Scifaiku part 1

Last week I received my copy of the special edition CD of Scifaikuest with a couple of my poems in it. I know haiku don't have the highest esteem among some people, probably largely because they seem so easy and elementary school teachers have their students write them. How hard can they be if eight-year-olds get them plastered on the schoolroom wall?

But a haiku that's well written is much more than the 5-7-5 syllable format they teach to kids. The syllable count is really only a rough guide, not set in stone. What's essential, though, is the spirit of the haiku. (In the same way, a sonnet is more than just the the 14 lines of iambic pentameter in one of several rhyme schemes--there's a certain movement within the poem that makes it a sonnet) In poetry classes in college we would sometimes talk about tripping points, those phrases or lines that send you, not into the poem or out of the poem, but beyond it. Some poems will have multiple tripping points. I remember some of Annie Dillard's early poems seemed to at least try for a tripping point every line. Arnold's "Dover Beach" and Eliot's "The Hollow Men" each have several to go with the different sections. Others have one, but it sends readers sailing, and all the lines and words work together to keep them tripping along that same line. Coleridge's "Kublai Khan" does this.

So what's this have to do with haiku? I'd say that a haiku is that tripping point condensed. It sets a scene at the beginning full of resonant images, and the final line trips the reader beyond the poem, beyond the images into contemplating something deeper, something that can't quite be grasped in words. It's like a koan, those cryptic Zen statements meant to be outside analysis, on the edges of reason.

OK, I hadn't meant to spend all that time defining and defending haiku.
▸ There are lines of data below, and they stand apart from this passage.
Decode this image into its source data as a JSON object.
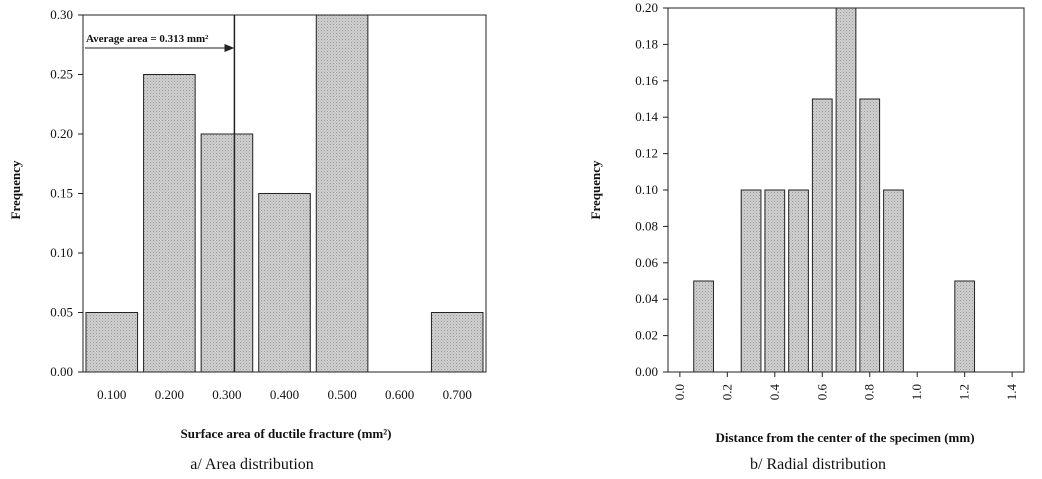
{
  "chart_data": [
    {
      "type": "bar",
      "caption": "a/ Area distribution",
      "xlabel": "Surface area of ductile fracture (mm²)",
      "ylabel": "Frequency",
      "ylim": [
        0,
        0.3
      ],
      "yticks": [
        "0.00",
        "0.05",
        "0.10",
        "0.15",
        "0.20",
        "0.25",
        "0.30"
      ],
      "categories": [
        "0.100",
        "0.200",
        "0.300",
        "0.400",
        "0.500",
        "0.600",
        "0.700"
      ],
      "values": [
        0.05,
        0.25,
        0.2,
        0.15,
        0.3,
        0.0,
        0.05
      ],
      "bar_color": "#d8d8d8",
      "annotation": {
        "text": "Average area = 0.313 mm²",
        "x": 0.313
      }
    },
    {
      "type": "bar",
      "caption": "b/ Radial distribution",
      "xlabel": "Distance from the center of the specimen (mm)",
      "ylabel": "Frequency",
      "ylim": [
        0,
        0.2
      ],
      "xlim": [
        -0.05,
        1.45
      ],
      "yticks": [
        "0.00",
        "0.02",
        "0.04",
        "0.06",
        "0.08",
        "0.10",
        "0.12",
        "0.14",
        "0.16",
        "0.18",
        "0.20"
      ],
      "xticks": [
        "0.0",
        "0.2",
        "0.4",
        "0.6",
        "0.8",
        "1.0",
        "1.2",
        "1.4"
      ],
      "x": [
        0.1,
        0.3,
        0.4,
        0.5,
        0.6,
        0.7,
        0.8,
        0.9,
        1.0,
        1.1,
        1.2
      ],
      "values": [
        0.05,
        0.1,
        0.1,
        0.1,
        0.15,
        0.2,
        0.15,
        0.1,
        0.0,
        0.0,
        0.05
      ],
      "bar_color": "#d8d8d8"
    }
  ]
}
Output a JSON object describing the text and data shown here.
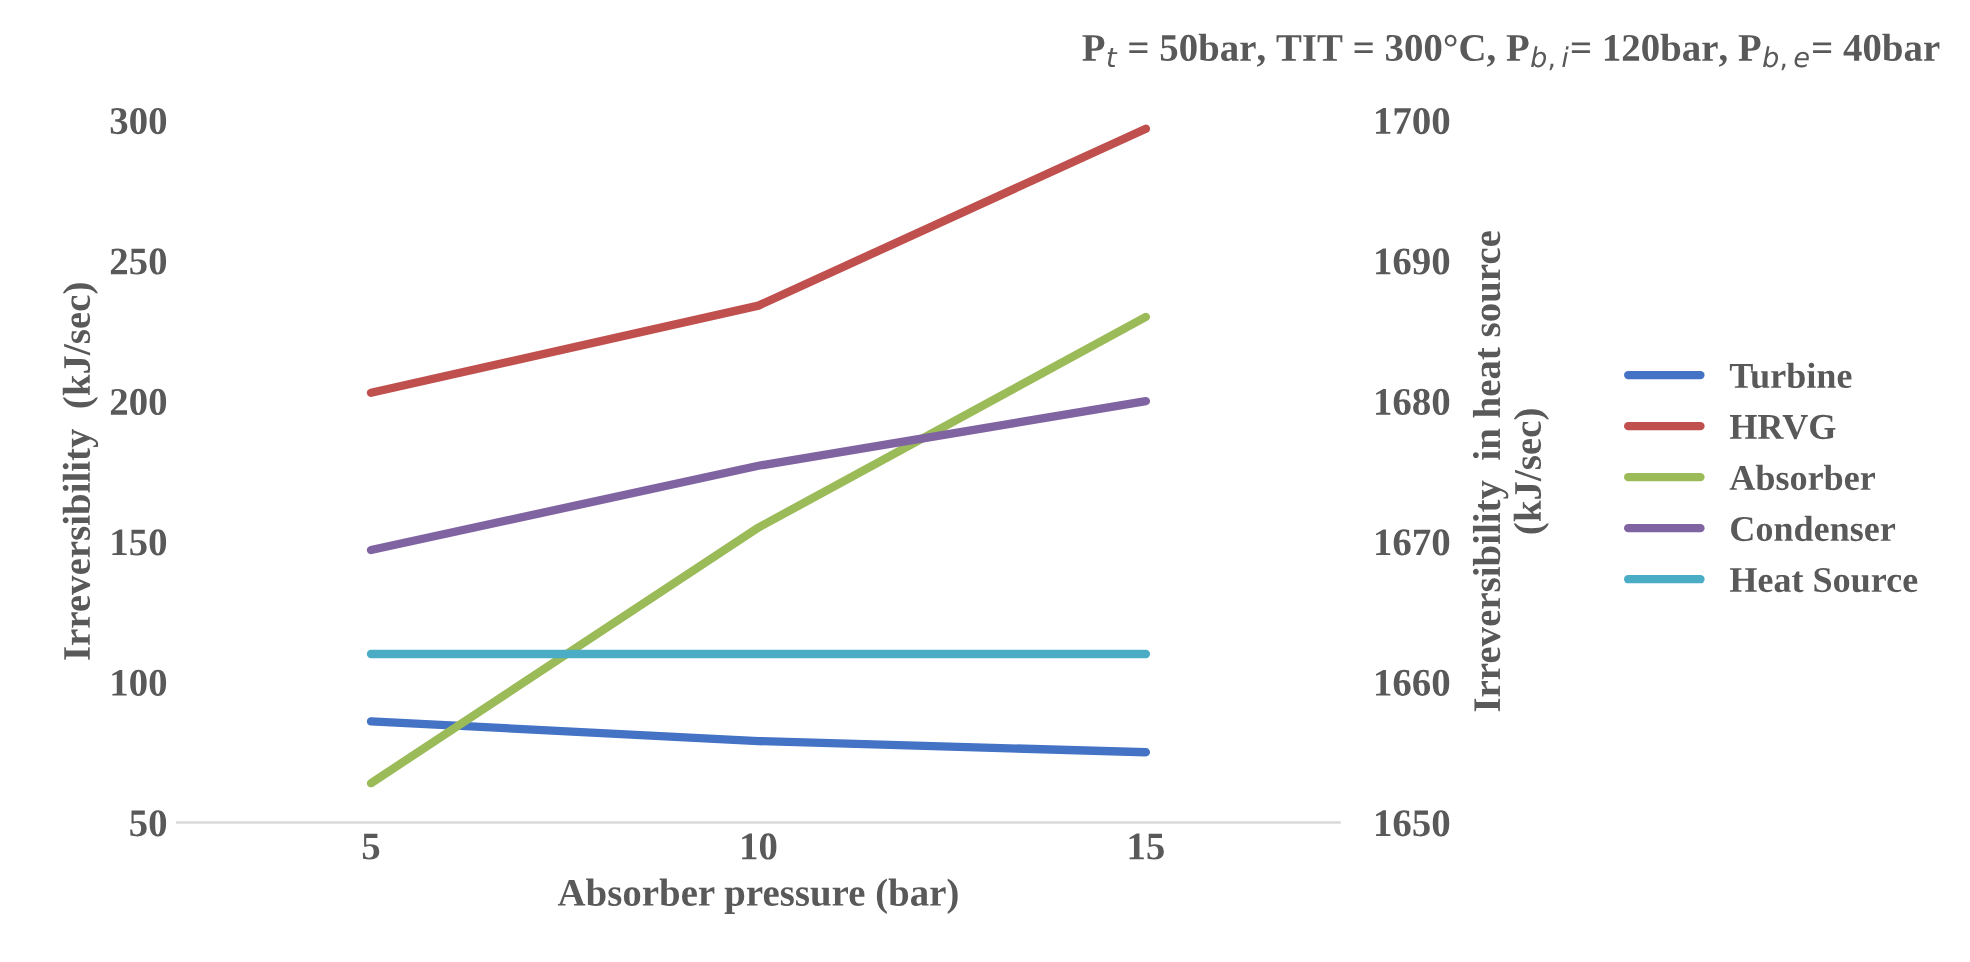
{
  "chart_data": {
    "type": "line",
    "title": "P$_{t}$ = 50bar, TIT = 300°C, P$_{b,i}$= 120bar, P$_{b,e}$= 40bar",
    "xlabel": "Absorber pressure (bar)",
    "ylabel": "Irreversibility  (kJ/sec)",
    "y2label": "Irreversibility  in heat source\n(kJ/sec)",
    "categories": [
      "5",
      "10",
      "15"
    ],
    "series": [
      {
        "name": "Turbine",
        "color": "#4472c4",
        "values": [
          86,
          79,
          75
        ]
      },
      {
        "name": "HRVG",
        "color": "#c0504d",
        "values": [
          203,
          234,
          297
        ]
      },
      {
        "name": "Absorber",
        "color": "#9bbb59",
        "values": [
          64,
          155,
          230
        ]
      },
      {
        "name": "Condenser",
        "color": "#8064a2",
        "values": [
          147,
          177,
          200
        ]
      },
      {
        "name": "Heat Source",
        "color": "#4bacc6",
        "values": [
          1662,
          1662,
          1662
        ],
        "axis": "y2"
      }
    ],
    "ylim": [
      50,
      300
    ],
    "yticks": [
      50,
      100,
      150,
      200,
      250,
      300
    ],
    "y2lim": [
      1650,
      1700
    ],
    "y2ticks": [
      1650,
      1660,
      1670,
      1680,
      1690,
      1700
    ],
    "legend": "right",
    "grid": false,
    "marker": "none",
    "line_style": "solid"
  }
}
Different types of tripping points work for different people, and I have no problem with someone not particularly caring for the haiku form. But it's important to recognize that that's purely a personal preference, nothing more. A lot of the dismissal of haiku seems to respond only the elementary school form, not the work of accomplished poets, and it fails to realize what's going on. So before getting into the CD itself, I felt I had to establish that there's more going on in these poems than some people might think. And they're worth examining.

So I guess I'll have to make this a 2-part post and get to the CD next.

Comments

RichM said…
There's a huge gulf between the mainstream poets and those of us who try to write in forms adopted from Asia. The one aspect of haiku which everybody knows about is "5-7-5" and it is the one thing which does not really work in English, making these poems much longer and wordier than a typical Japanese haiku. Not to mention much easier to write badly. The rest of the haiku tradition, with kigo and kireji and everything, never made it into the popular consciousness in the West about haiku.

It's worthwhile to keep fighting the fight though. I'll see you in that May 2007 issue of Scifaikuest which will have one or two of my own poems in it.
Daniel Ausema said…
I completely missed your comment earlier (whenever it was posted), so if you do wander back here, thanks for stopping by! And congrats on your poems too. You're right that there's so much more to haiku and the other related forms than we tend to be aware of in translation.